Botelho pede compreensão de professores e sugere fim da greve na Educação

O presidente da Assembleia Legislativa, Eduardo Botelho (DEM), afirma estar à disposição dos profissionais da Educação estadual que permanecem em greve desde a última segunda-feira (27). Ele defende que este não é o momento para uma paralisação, tendo em vista que o Estado enfrenta problemas econômicos.

“O Governo, nesse momento, não tem como conceder o aumento. Eu me já coloquei à disposição, já mandei recado dizendo que a Assembleia Legislativa está pronta para dialogar com eles. Eu acho que essa greve tem que encontrar uma saída e ser terminada. É uma greve que já está enfraquecida.
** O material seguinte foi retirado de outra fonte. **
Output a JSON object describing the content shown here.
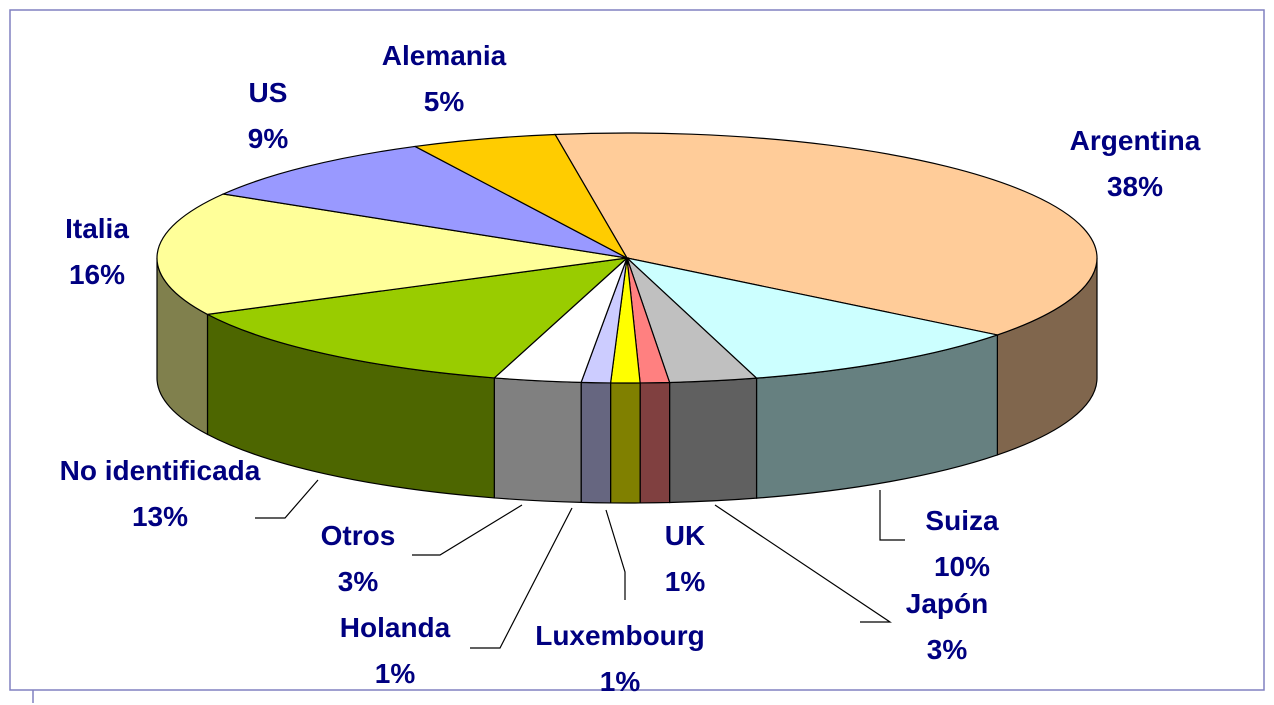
{
  "chart_data": {
    "type": "pie",
    "categories": [
      "Argentina",
      "Suiza",
      "Japón",
      "UK",
      "Luxembourg",
      "Holanda",
      "Otros",
      "No identificada",
      "Italia",
      "US",
      "Alemania"
    ],
    "values": [
      38,
      10,
      3,
      1,
      1,
      1,
      3,
      13,
      16,
      9,
      5
    ],
    "value_labels": [
      "38%",
      "10%",
      "3%",
      "1%",
      "1%",
      "1%",
      "3%",
      "13%",
      "16%",
      "9%",
      "5%"
    ],
    "colors": [
      "#FFCC99",
      "#CCFFFF",
      "#C0C0C0",
      "#FF8080",
      "#FFFF00",
      "#CCCCFF",
      "#FFFFFF",
      "#99CC00",
      "#FFFF99",
      "#9999FF",
      "#FFCC00"
    ]
  }
}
Não tem apoio da população e nem da própria categoria”, comentou Botelho, na manhã desta quinta-feira (6), na Assembleia Legislativa.

 

Entre as pautas de reivindicações, está o cumprimento da lei 510/13, que fala sobre a campanha salarial 2019 e o pagamento da RGA aos servidores da Educação.

 

O Executivo encaminhou ao Sindicato dos Profissionais da Educação (Sintep) na noite desta terça-feira (4), um documento apresentando as razões pelas quais o Estado está impedido, legalmente, de conceder o aumento salarial dos profissionais da Educação Pública.
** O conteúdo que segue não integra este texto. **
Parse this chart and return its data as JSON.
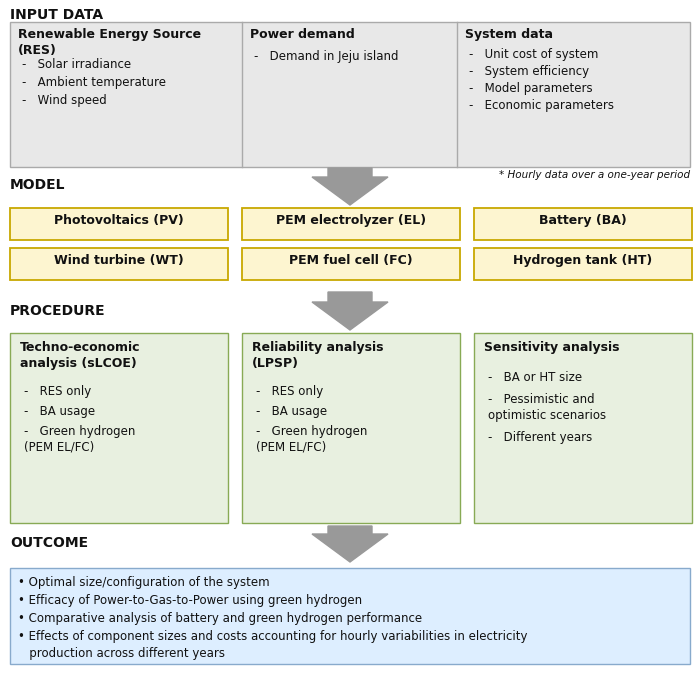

No documento, o governo demonstra que é essencial o retorno aos limites de gastos com pessoal de acordo com o que estabelece a Lei de Responsabilidade Fiscal, ou seja, 49%, para que seja possível que os reajustes possam ser novamente concedidos.

 

Conforme as informações apresentadas pelo Estado, o estouro do limite de gastos com pagamento de pessoal, em 61%, torna impossível a concessão do aumento aos professores.

 

Ou seja, o governo não pode dar o aumento aos profissionais por mera vontade ou para cumprir o estabelecido em lei estadual, pois a lei federal e outras leis estaduais o impedem.

 

Os profissionais da Educação só vão se pronunciar sobre o documento enviado pelo Governo à categoria na próxima segunda-feira (10).


A secretária de Estado de Educação, Marioneide Kliemaschewsk disse que apesar do Governo abrir as contas, mostrando a real situação financeira do Estado, isto não foi, entretanto, capaz de sensibilizar os professores.

 

A Seduc já informou que o Governo irá obedecer à determinação do Supremo Tribunal Federal (STF), no tocante ao Recurso Especial 693456/2016, que trata do corte de ponto de grevistas.